顔をみて話せる場所



ウェブマガジン「いとでんわ」が出来上がって1週間ほどが経ちました。
この1週間はそれを整えることで毎日気持ちも時間もいっぱいになってどこかきりきりしていた気がします。
いろんなひとに話を聞いたり、いろんなひとと繋がって何かそこからわくわくするようなことが生まれないかな、と思い立ってはじめたことだけれど、考えていたよりもずっと大変な作業ではありました。
おとなしくひとりで積み重ねる作業をしている方が性に合うのではないかと気弱になったり、先のことを考えてちくちくと蓄積する膨大な重さにふさがれるような気持ちになったり。

記事を書いてもらえませんか?という急なお願いに応えてくれた方たち、そのことについて真剣に考えて答えをくれた方たちに本当に感謝します。
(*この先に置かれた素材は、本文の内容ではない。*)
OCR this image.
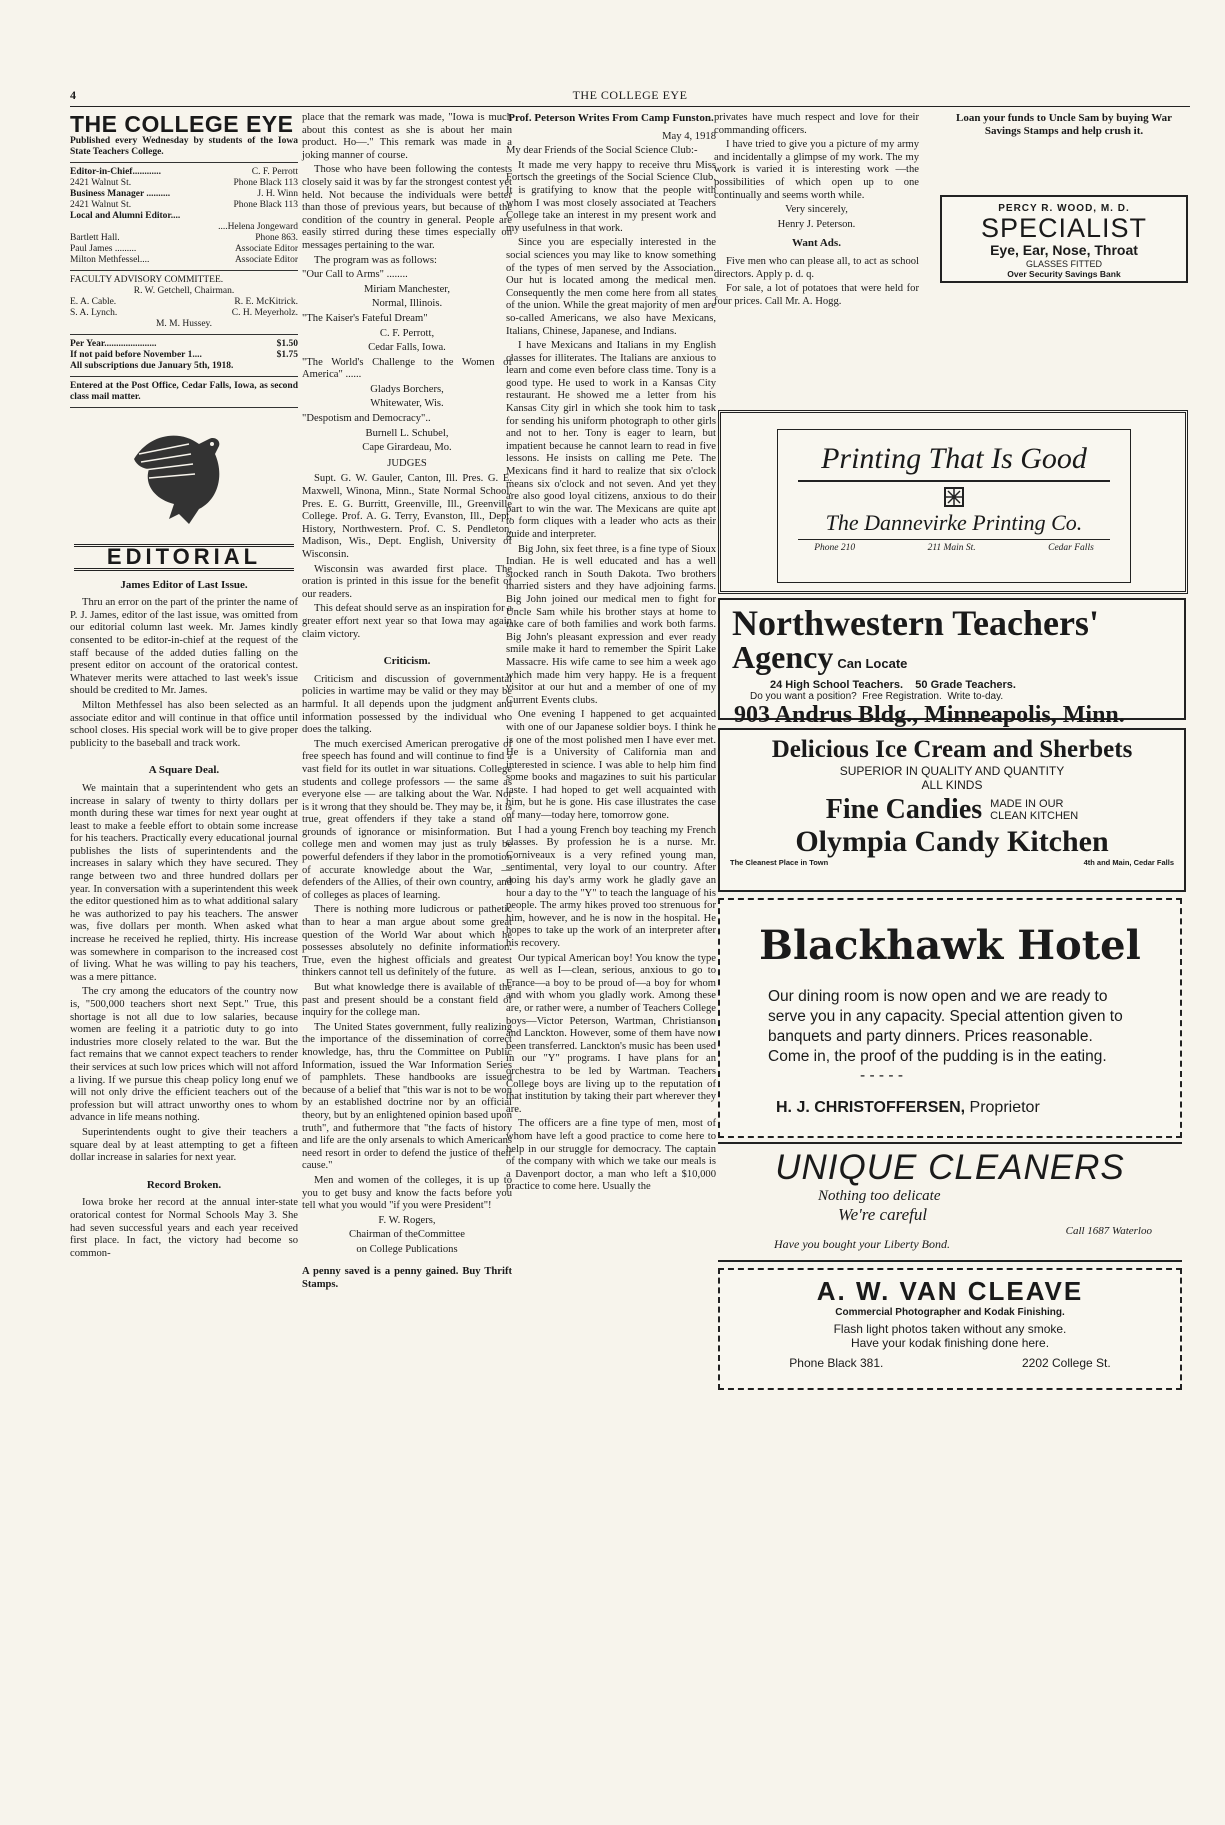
4	THE COLLEGE EYE
THE COLLEGE EYE
Published every Wednesday by students of the Iowa State Teachers College.
Editor-in-Chief............	C. F. Perrott
2421 Walnut St.	Phone Black 113
Business Manager ..........	J. H. Winn
2421 Walnut St.	Phone Black 113
Local and Alumni Editor....
....Helena Jongeward
Bartlett Hall.	Phone 863.
Paul James .........	Associate Editor
Milton Methfessel....	Associate Editor
FACULTY ADVISORY COMMITTEE.
R. W. Getchell, Chairman.
E. A. Cable.	R. E. McKitrick.
S. A. Lynch.	C. H. Meyerholz.
M. M. Hussey.
Per Year......................	$1.50
If not paid before November 1....	$1.75
All subscriptions due January 5th, 1918.
Entered at the Post Office, Cedar Falls, Iowa, as second class mail matter.
EDITORIAL
James Editor of Last Issue.

Thru an error on the part of the printer the name of P. J. James, editor of the last issue, was omitted from our editorial column last week. Mr. James kindly consented to be editor-in-chief at the request of the staff because of the added duties falling on the present editor on account of the oratorical contest. Whatever merits were attached to last week's issue should be credited to Mr. James.

Milton Methfessel has also been selected as an associate editor and will continue in that office until school closes. His special work will be to give proper publicity to the baseball and track work.

A Square Deal.

We maintain that a superintendent who gets an increase in salary of twenty to thirty dollars per month during these war times for next year ought at least to make a feeble effort to obtain some increase for his teachers. Practically every educational journal publishes the lists of superintendents and the increases in salary which they have secured. They range between two and three hundred dollars per year. In conversation with a superintendent this week the editor questioned him as to what additional salary he was authorized to pay his teachers. The answer was, five dollars per month. When asked what increase he received he replied, thirty. His increase was somewhere in comparison to the increased cost of living. What he was willing to pay his teachers, was a mere pittance.

The cry among the educators of the country now is, "500,000 teachers short next Sept." True, this shortage is not all due to low salaries, because women are feeling it a patriotic duty to go into industries more closely related to the war. But the fact remains that we cannot expect teachers to render their services at such low prices which will not afford a living. If we pursue this cheap policy long enuf we will not only drive the efficient teachers out of the profession but will attract unworthy ones to whom advance in life means nothing.

Superintendents ought to give their teachers a square deal by at least attempting to get a fifteen dollar increase in salaries for next year.

Record Broken.

Iowa broke her record at the annual inter-state oratorical contest for Normal Schools May 3. She had seven successful years and each year received first place. In fact, the victory had become so common-

place that the remark was made, "Iowa is much about this contest as she is about her main product. Ho—." This remark was made in a joking manner of course.

Those who have been following the contests closely said it was by far the strongest contest yet held. Not because the individuals were better than those of previous years, but because of the condition of the country in general. People are easily stirred during these times especially on messages pertaining to the war.

The program was as follows:

"Our Call to Arms" ........

Miriam Manchester,

Normal, Illinois.

"The Kaiser's Fateful Dream"

C. F. Perrott,

Cedar Falls, Iowa.

"The World's Challenge to the Women of America" ......

Gladys Borchers,

Whitewater, Wis.

"Despotism and Democracy"..

Burnell L. Schubel,

Cape Girardeau, Mo.

JUDGES

Supt. G. W. Gauler, Canton, Ill. Pres. G. E. Maxwell, Winona, Minn., State Normal School. Pres. E. G. Burritt, Greenville, Ill., Greenville College. Prof. A. G. Terry, Evanston, Ill., Dept. History, Northwestern. Prof. C. S. Pendleton, Madison, Wis., Dept. English, University of Wisconsin.

Wisconsin was awarded first place. The oration is printed in this issue for the benefit of our readers.

This defeat should serve as an inspiration for a greater effort next year so that Iowa may again claim victory.

Criticism.

Criticism and discussion of governmental policies in wartime may be valid or they may be harmful. It all depends upon the judgment and information possessed by the individual who does the talking.

The much exercised American prerogative of free speech has found and will continue to find a vast field for its outlet in war situations. College students and college professors — the same as everyone else — are talking about the War. Nor is it wrong that they should be. They may be, it is true, great offenders if they take a stand on grounds of ignorance or misinformation. But college men and women may just as truly be powerful defenders if they labor in the promotion of accurate knowledge about the War, — defenders of the Allies, of their own country, and of colleges as places of learning.

There is nothing more ludicrous or pathetic than to hear a man argue about some great question of the World War about which he possesses absolutely no definite information. True, even the highest officials and greatest thinkers cannot tell us definitely of the future.

But what knowledge there is available of the past and present should be a constant field of inquiry for the college man.

The United States government, fully realizing the importance of the dissemination of correct knowledge, has, thru the Committee on Public Information, issued the War Information Series of pamphlets. These handbooks are issued because of a belief that "this war is not to be won by an established doctrine nor by an official theory, but by an enlightened opinion based upon truth", and futhermore that "the facts of history and life are the only arsenals to which Americans need resort in order to defend the justice of their cause."

Men and women of the colleges, it is up to you to get busy and know the facts before you tell what you would "if you were President"!

F. W. Rogers,

Chairman of theCommittee

on College Publications

A penny saved is a penny gained. Buy Thrift Stamps.

Prof. Peterson Writes From Camp Funston.

May 4, 1918

My dear Friends of the Social Science Club:-

It made me very happy to receive thru Miss Fortsch the greetings of the Social Science Club. It is gratifying to know that the people with whom I was most closely associated at Teachers College take an interest in my present work and my usefulness in that work.

Since you are especially interested in the social sciences you may like to know something of the types of men served by the Association. Our hut is located among the medical men. Consequently the men come here from all states of the union. While the great majority of men are so-called Americans, we also have Mexicans, Italians, Chinese, Japanese, and Indians.

I have Mexicans and Italians in my English classes for illiterates. The Italians are anxious to learn and come even before class time. Tony is a good type. He used to work in a Kansas City restaurant. He showed me a letter from his Kansas City girl in which she took him to task for sending his uniform photograph to other girls and not to her. Tony is eager to learn, but impatient because he cannot learn to read in five lessons. He insists on calling me Pete. The Mexicans find it hard to realize that six o'clock means six o'clock and not seven. And yet they are also good loyal citizens, anxious to do their part to win the war. The Mexicans are quite apt to form cliques with a leader who acts as their guide and interpreter.

Big John, six feet three, is a fine type of Sioux Indian. He is well educated and has a well stocked ranch in South Dakota. Two brothers married sisters and they have adjoining farms. Big John joined our medical men to fight for Uncle Sam while his brother stays at home to take care of both families and work both farms. Big John's pleasant expression and ever ready smile make it hard to remember the Spirit Lake Massacre. His wife came to see him a week ago which made him very happy. He is a frequent visitor at our hut and a member of one of my Current Events clubs.

One evening I happened to get acquainted with one of our Japanese soldier boys. I think he is one of the most polished men I have ever met. He is a University of California man and interested in science. I was able to help him find some books and magazines to suit his particular taste. I had hoped to get well acquainted with him, but he is gone. His case illustrates the case of many—today here, tomorrow gone.

I had a young French boy teaching my French classes. By profession he is a nurse. Mr. Corniveaux is a very refined young man, sentimental, very loyal to our country. After doing his day's army work he gladly gave an hour a day to the "Y" to teach the language of his people. The army hikes proved too strenuous for him, however, and he is now in the hospital. He hopes to take up the work of an interpreter after his recovery.

Our typical American boy! You know the type as well as I—clean, serious, anxious to go to France—a boy to be proud of—a boy for whom and with whom you gladly work. Among these are, or rather were, a number of Teachers College boys—Victor Peterson, Wartman, Christianson and Lanckton. However, some of them have now been transferred. Lanckton's music has been used in our "Y" programs. I have plans for an orchestra to be led by Wartman. Teachers College boys are living up to the reputation of that institution by taking their part wherever they are.

The officers are a fine type of men, most of whom have left a good practice to come here to help in our struggle for democracy. The captain of the company with which we take our meals is a Davenport doctor, a man who left a $10,000 practice to come here. Usually the

privates have much respect and love for their commanding officers.

I have tried to give you a picture of my army and incidentally a glimpse of my work. The my work is varied it is interesting work —the possibilities of which open up to one continually and seems worth while.

Very sincerely,

Henry J. Peterson.

Want Ads.

Five men who can please all, to act as school directors. Apply p. d. q.

For sale, a lot of potatoes that were held for four prices. Call Mr. A. Hogg.

Loan your funds to Uncle Sam by buying War Savings Stamps and help crush it.
PERCY R. WOOD, M. D.
SPECIALIST
Eye, Ear, Nose, Throat
GLASSES FITTED
Over Security Savings Bank
Printing That Is Good
The Dannevirke Printing Co.
Phone 210	211 Main St.	Cedar Falls
Northwestern Teachers'
Agency Can Locate
24 High School Teachers. 50 Grade Teachers.
Do you want a position? Free Registration. Write to-day.
903 Andrus Bldg., Minneapolis, Minn.
Delicious Ice Cream and Sherbets
SUPERIOR IN QUALITY AND QUANTITY
ALL KINDS
Fine Candies MADE IN OUR
CLEAN KITCHEN
Olympia Candy Kitchen
The Cleanest Place in Town	4th and Main, Cedar Falls
Blackhawk Hotel
Our dining room is now open and we are ready to serve you in any capacity. Special attention given to banquets and party dinners. Prices reasonable. Come in, the proof of the pudding is in the eating.
- - - - -
H. J. CHRISTOFFERSEN, Proprietor
UNIQUE CLEANERS
Nothing too delicate
We're careful
Call 1687 Waterloo
Have you bought your Liberty Bond.
A. W. VAN CLEAVE
Commercial Photographer and Kodak Finishing.
Flash light photos taken without any smoke.
Have your kodak finishing done here.
Phone Black 381.	2202 College St.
自分が何をしていけばいいのか、今まで続けてきた何か生み出すこともそうだし新しくトライしようとしているこういうことも含めて見つめようとすると、やはり毎日立ち止まってしまう瞬間はある。
ちっとも進んでいないんじゃないか、何か大事なことをぽろぽろ落として歩いているんじゃないかと心細くなる、そのことをとにかく手を尽くして埋めていくしかない今のことを、とにかく考え続けるしかない。
けれどこうして誰かに、何かにきちんと触れていたいと思うその原動力をもらえることはしあわせなことだと思います。
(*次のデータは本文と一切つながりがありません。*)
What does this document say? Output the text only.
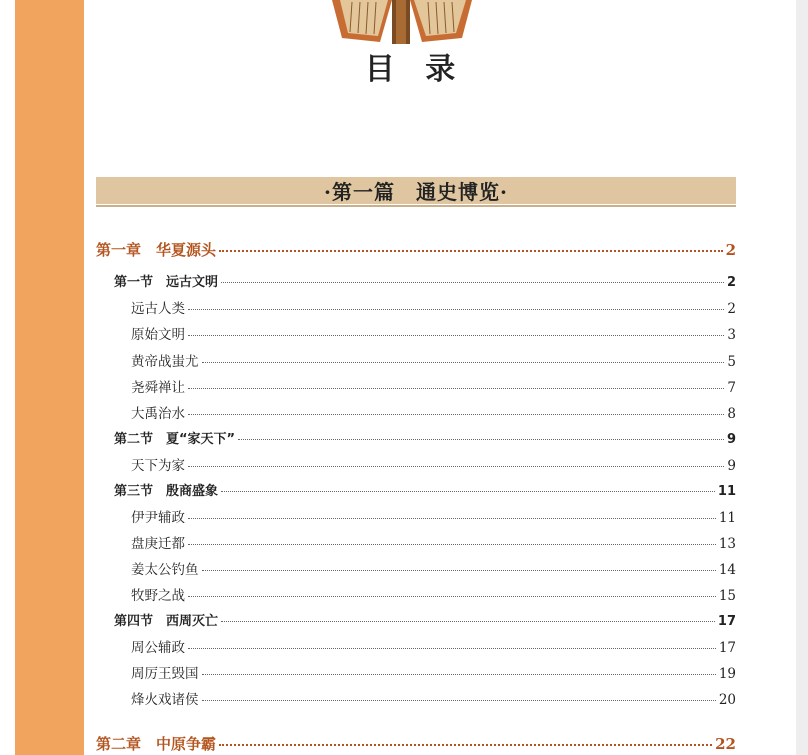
目 录
·第一篇　通史博览·
第一章　华夏源头	2
第一节　远古文明	2
远古人类	2
原始文明	3
黄帝战蚩尤	5
尧舜禅让	7
大禹治水	8
第二节　夏“家天下”	9
天下为家	9
第三节　殷商盛象	11
伊尹辅政	11
盘庚迁都	13
姜太公钓鱼	14
牧野之战	15
第四节　西周灭亡	17
周公辅政	17
周厉王毁国	19
烽火戏诸侯	20
第二章　中原争霸	22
日替わりにしなきゃよかったかもしれない、と思うくらいに、最初のページから消えていってしまうのがもったいないような記事が毎日更新されています。
ぜひ読んで頂けたら嬉しく思います。

□日替わりコラム - いとでんわ(のちに改名し、アパートメントになりました)

いとでんわ、という名前をつけたのは、いとでんわが通わせるコミュニケーションには体温が伴うような気がしたからです。 直接糸を伝って届く声はちゃんと空気を震わせて耳に届く。 誰かが話している時には耳を当てて聞くし、自分が話す時には向こうはそれを受け取っている。 ぽんぽんどこかに投げ込まれる会話ではなく(もちろんそういうものだって面白いのだけれど)、きちんと行き来のあることば。 あまり近付きすぎると糸がゆるんでしまうから自分はそこにきちんと立っていなければいけないけど、相手がどこに立ってどこを向いているかということを感じないといけない。 そういう、ひとが向こうにいるよ、ということでしか練り直せない部分のことが、今とても気にかかるのです。 なにか予感のように。

ただ連日の手作業にこころが疲れたのは確かで、そろそろ水が欲しい。 生み出したり、ふるえるようなことに接したり、それともただフラットになるためにレッスンしたり。

なにごとも、いい釣り合いを保つために行ったり来たりしなければいけないのだなぁという気がします。